ESCLUSIVA PARMALIVE - Equizi: "Lo scudetto la gioia più grande della mia carriera, ora puntiamo ad arrivare alle finali"
Secondo appuntamento con le interviste esclusive di ParmaLive.com con i giovani del vivaio ducale: oggi abbiamo avuto la possibilità di parlare addirittura con un Campione d'Italia, il giovane Tommaso Equizi, veneto proveniente dal Montecchio Maggiore ma in forza alle giovanili crocita da oltre due anni e diventato quest'anno il capitano degli Allievi Nazionali di Felice Tufano. Il calciatore è stato spesso aggregato alla Primavera in queste prime settimane della stagione nonostante sia solo un 1997 e ai nostri microfoni racconta cosa vuol dire trasferirsi in giovanissima età per motivi sportivi:
Sei arrivato a Parma a soli 14 anni, da una regione lontana e molto diversa dall'Emilia come il Veneto. Raccontaci il tuo primo ambientamento a Parma e cosa significa per un ragazzo così giovane il trasferimento per inseguire il sogno della Serie A:
"Non è stato facile cambiare scuola e amici, restare senza genitori in un hotel. L'affetto dei compagni, aver solidarizzato con loro ha aiutato l'ambientamento. Ormai mi sento a casa qui".
Nonostante tu sia un classe 1997, hai fatto parte della squadra Allievi Nazionali dell'anno scorso, per la maggior parte 1996, che si è laureata campione d'Italia. Che ricordo hai di quella splendida avventura?
"Ricordo che si era infortunato un centrale e mi sono aggregato a fine campionato. Ho giocato la seconda partita con la Lazio nelle finali, sono felice di aver fatto parte di un grande gruppo. E' stata una gioia intensa, la più grande che ho provato nella mia carriera da calciatore anche se ero un aggregato. Si era creato un bel clima, ho ritrovato sabato molti di quei compagni in Primavera".
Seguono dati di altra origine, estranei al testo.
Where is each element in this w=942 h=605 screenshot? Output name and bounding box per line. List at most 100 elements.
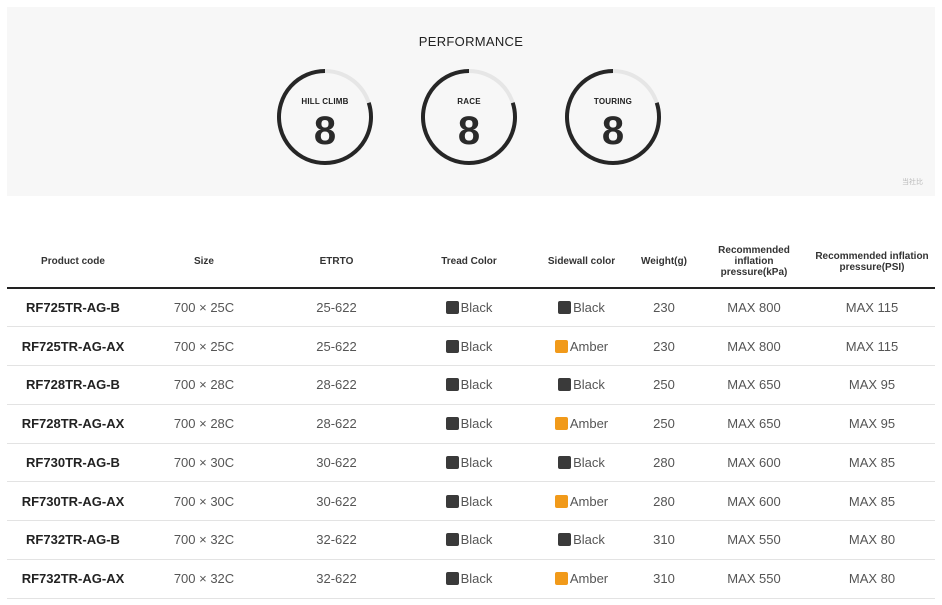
cell-size: 700 × 30C [139, 443, 269, 483]
gauge-label: TOURING [593, 97, 633, 106]
spec-table: Product code Size ETRTO Tread Color Side… [7, 236, 935, 599]
cell-pressure-psi: MAX 115 [809, 326, 935, 366]
col-header-weight: Weight(g) [629, 236, 699, 289]
color-swatch [445, 455, 459, 469]
gauge-hill-climb: HILL CLIMB 8 [275, 67, 375, 167]
color-swatch [445, 378, 459, 392]
color-name: Black [573, 532, 605, 548]
col-header-product-code: Product code [7, 236, 139, 289]
cell-size: 700 × 25C [139, 288, 269, 328]
col-header-size: Size [139, 236, 269, 289]
cell-size: 700 × 32C [139, 559, 269, 599]
table-row: RF728TR-AG-B 700 × 28C 28-622 Black Blac… [7, 365, 935, 405]
table-row: RF728TR-AG-AX 700 × 28C 28-622 Black Amb… [7, 404, 935, 444]
color-swatch [558, 455, 572, 469]
cell-tread-color: Black [404, 520, 534, 560]
cell-pressure-psi: MAX 85 [809, 481, 935, 521]
col-header-pressure-psi: Recommended inflation pressure(PSI) [809, 236, 935, 289]
cell-weight: 280 [629, 443, 699, 483]
cell-product-code: RF728TR-AG-B [7, 365, 139, 405]
table-row: RF730TR-AG-B 700 × 30C 30-622 Black Blac… [7, 443, 935, 483]
cell-sidewall-color: Amber [534, 404, 629, 444]
performance-panel: PERFORMANCE HILL CLIMB 8 RACE 8 TOURING … [7, 7, 935, 196]
gauge-value: 8 [457, 109, 481, 153]
color-name: Black [460, 300, 493, 316]
cell-pressure-kpa: MAX 800 [699, 288, 809, 328]
color-name: Black [573, 454, 605, 470]
cell-weight: 230 [629, 326, 699, 366]
cell-size: 700 × 30C [139, 481, 269, 521]
cell-tread-color: Black [404, 481, 534, 521]
color-name: Black [573, 377, 605, 393]
gauge-value: 8 [313, 109, 337, 153]
color-swatch [558, 301, 572, 315]
cell-pressure-kpa: MAX 600 [699, 481, 809, 521]
cell-etrto: 28-622 [269, 404, 404, 444]
spec-table-body: RF725TR-AG-B 700 × 25C 25-622 Black Blac… [7, 288, 935, 599]
cell-etrto: 28-622 [269, 365, 404, 405]
col-header-pressure-kpa: Recommended inflation pressure(kPa) [699, 236, 809, 289]
color-name: Amber [569, 416, 609, 432]
cell-etrto: 25-622 [269, 288, 404, 328]
table-row: RF725TR-AG-B 700 × 25C 25-622 Black Blac… [7, 288, 935, 328]
color-name: Black [460, 454, 493, 470]
cell-pressure-psi: MAX 80 [809, 520, 935, 560]
color-swatch [558, 378, 572, 392]
cell-etrto: 30-622 [269, 443, 404, 483]
cell-etrto: 25-622 [269, 326, 404, 366]
table-row: RF732TR-AG-AX 700 × 32C 32-622 Black Amb… [7, 559, 935, 599]
cell-pressure-psi: MAX 95 [809, 404, 935, 444]
gauge-touring: TOURING 8 [563, 67, 663, 167]
cell-pressure-psi: MAX 85 [809, 443, 935, 483]
cell-sidewall-color: Black [534, 443, 629, 483]
color-name: Black [460, 493, 493, 509]
color-swatch [445, 533, 459, 547]
color-name: Black [460, 571, 493, 587]
cell-size: 700 × 32C [139, 520, 269, 560]
cell-tread-color: Black [404, 326, 534, 366]
table-row: RF732TR-AG-B 700 × 32C 32-622 Black Blac… [7, 520, 935, 560]
col-header-sidewall-color: Sidewall color [534, 236, 629, 289]
color-swatch [558, 533, 572, 547]
cell-weight: 230 [629, 288, 699, 328]
col-header-etrto: ETRTO [269, 236, 404, 289]
color-swatch [445, 494, 459, 508]
col-header-tread-color: Tread Color [404, 236, 534, 289]
color-name: Black [460, 338, 493, 354]
color-swatch [554, 572, 568, 586]
cell-product-code: RF725TR-AG-AX [7, 326, 139, 366]
cell-pressure-psi: MAX 115 [809, 288, 935, 328]
cell-pressure-psi: MAX 80 [809, 559, 935, 599]
cell-tread-color: Black [404, 404, 534, 444]
color-swatch [445, 417, 459, 431]
color-name: Amber [569, 493, 609, 509]
cell-etrto: 32-622 [269, 520, 404, 560]
cell-size: 700 × 28C [139, 404, 269, 444]
cell-size: 700 × 25C [139, 326, 269, 366]
gauge-value: 8 [601, 109, 625, 153]
color-name: Amber [569, 338, 609, 354]
cell-sidewall-color: Amber [534, 326, 629, 366]
cell-weight: 310 [629, 559, 699, 599]
cell-etrto: 32-622 [269, 559, 404, 599]
color-name: Black [460, 416, 493, 432]
cell-product-code: RF730TR-AG-AX [7, 481, 139, 521]
gauge-label: HILL CLIMB [301, 97, 349, 106]
cell-pressure-kpa: MAX 550 [699, 559, 809, 599]
table-row: RF725TR-AG-AX 700 × 25C 25-622 Black Amb… [7, 326, 935, 366]
cell-sidewall-color: Black [534, 288, 629, 328]
color-name: Black [460, 532, 493, 548]
color-swatch [445, 572, 459, 586]
cell-sidewall-color: Black [534, 365, 629, 405]
cell-weight: 250 [629, 365, 699, 405]
cell-pressure-kpa: MAX 650 [699, 365, 809, 405]
gauge-label: RACE [457, 97, 481, 106]
color-name: Black [460, 377, 493, 393]
cell-product-code: RF732TR-AG-AX [7, 559, 139, 599]
spec-table-header: Product code Size ETRTO Tread Color Side… [7, 236, 935, 289]
cell-product-code: RF732TR-AG-B [7, 520, 139, 560]
gauge-race: RACE 8 [419, 67, 519, 167]
cell-pressure-kpa: MAX 600 [699, 443, 809, 483]
cell-pressure-kpa: MAX 800 [699, 326, 809, 366]
table-row: RF730TR-AG-AX 700 × 30C 30-622 Black Amb… [7, 481, 935, 521]
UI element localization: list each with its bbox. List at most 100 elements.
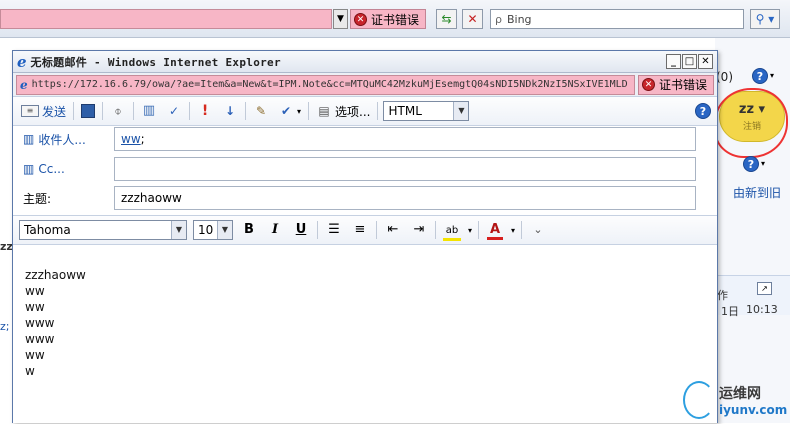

A che obiettivo pensi possa ambire la formazione di quest'anno?
"Puntiamo ad arrivare alle finali senza fare i play off, quindi il secondo posto nel girone è stato messo nel mirino. Solo la Juventus è forse superiore a noi, con le altre ce la giochiamo. Una volta arrivati nelle otto migliori d'Italia, poi può succedere di tutto".
Chi è il calciatore più forte che hai marcato?
"Bonazzoli, classe 1997, attaccante dell'Inter Allievi e ora anche in Primavera".
Domanda secca, che non esige spiegazione: chi tra i tuoi compagni di squadra di quest'anno o dell'anno scorso sei sicuro sfonderà?
"Dico Pollino".
Hai avuto la possibilità di assaggiare anche l'ambiente della Nazionale durante la tua permanenza al Parma: che differenze hai riscontrato rispetto al club?
"A livello di ambiente pochissime differenze, il vero cambiamento è stato il ritmo più alto negli allenamenti".
Ti piace Parma? Cosa fai quando non sei impegnato nella scuola e negli allenamenti?
"Parma è una bella città, anche se riesco a godermela solo al sabato pomeriggio. Prima di rientrare in hotel la sera, per prepararci alla partita del mattina, faccio un giro in centro con i miei compagni e ogni tanto andiamo al cinema. Cose molto normali".
C'è un calciatore del Parma o di un'altra squadra a cui ti ispiri?
"Thiago Silva è il difensore più forte del mondo, ma un difensore come Lucarelli è giàù un punto di riferimento importante qui a Parma".
Se hai ancora fiato, manda un saluto ai lettori di ParmaLive, che seguono assiduamente le avventure tue e dei tuoi compagni:
"Un saluto a tutti gli amici di ParmaLive, continuate a seguirci!".